Sorotan publik terkait pengadaan barang dan jasa bernominal jumbo dinilai sangat rentan terhadap inefisiensi, monopoli, dan penyelewengan. Efektivitasnya sangat bergantung pada penerapan prinsip efisien, efektif, terbuka, bersaing, transparan, adil, dan akuntabel sesuai ketentuan pemerintah.
Berdasarkan data realisasi di SPSE Inaproc, mekanisme pengadaan belanja natura yang menelan dana hingga Rp 662 juta tersebut menggunkan sistem E-purchasing. PT Faadhilah Putra Pratama, dalam hal ini bertindak sebagai pihak penyedia.
Sekadar informasi, natura adalah setiap pemberian atau imbalan dari pemberi kerja kepada pegawai dalam bentuk barang atau fasilitas, bukan dalam bentuk uang tunai.

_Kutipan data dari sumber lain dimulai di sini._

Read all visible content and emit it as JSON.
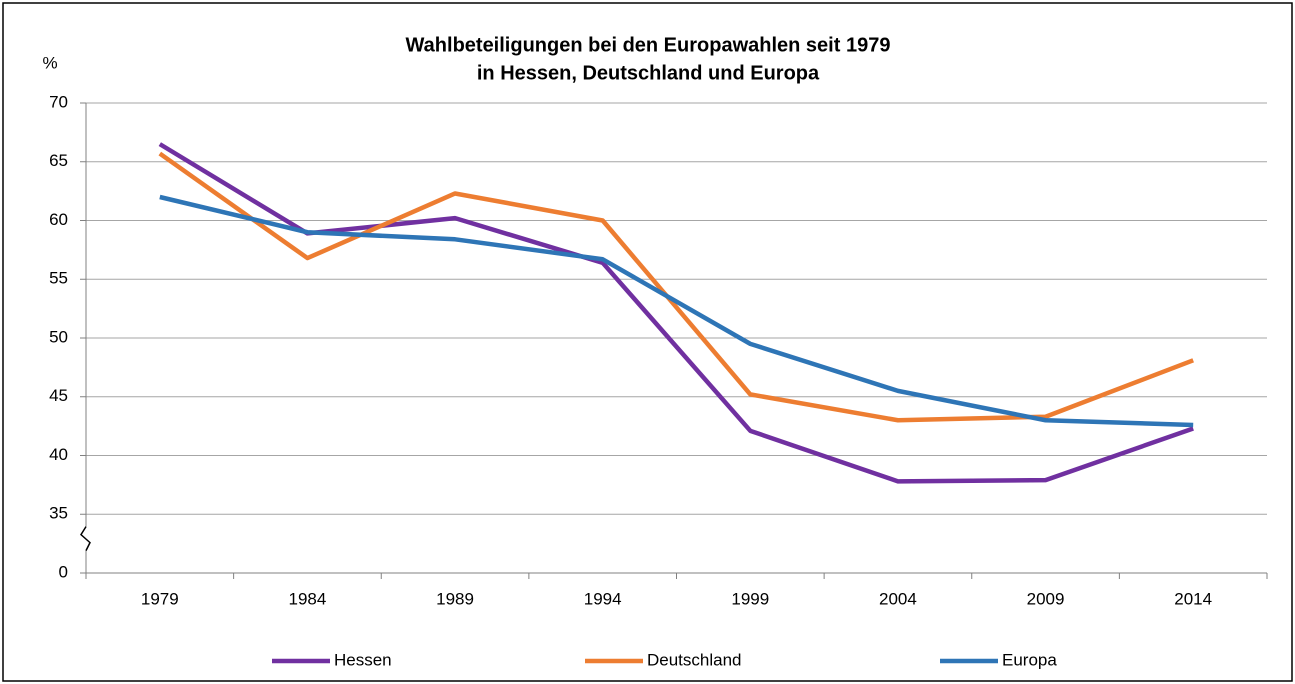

Di lingkungan DPRD, natura merujuk pada pengadaan barang atau fasilitas rumah tangga seperti makanan, minuman, dan sembako yang diberikan untuk menunjang kebutuhan operasional dan kesejahteraan pimpinan atau anggota DPRD.
*Istilah Terkait Natura di DPRD*
Belanja Natura & Pakan Natura: Istilah anggaran pemerintah daerah untuk pengadaan barang konsumsi rumah tangga harian (seperti makan, minum, atau keperluan rumah dinas) bagi kepala daerah atau pimpinan DPRD.
Fasilitas (Kenikmatan): Berbeda dengan natura yang berupa barang, kenikmatan adalah fasilitas yang bisa digunakan atau dinikmati, seperti rumah dinas dan kendaraan dinas.
Sementara, belum ada penjelasan dari DPRD Indramayu mengenai kategori belanja natura beserta spesifikasi barang tersebut. Hingga berita ini dibuat, upaya konfirmasi masih dilakukan guna keberimbangan informasi.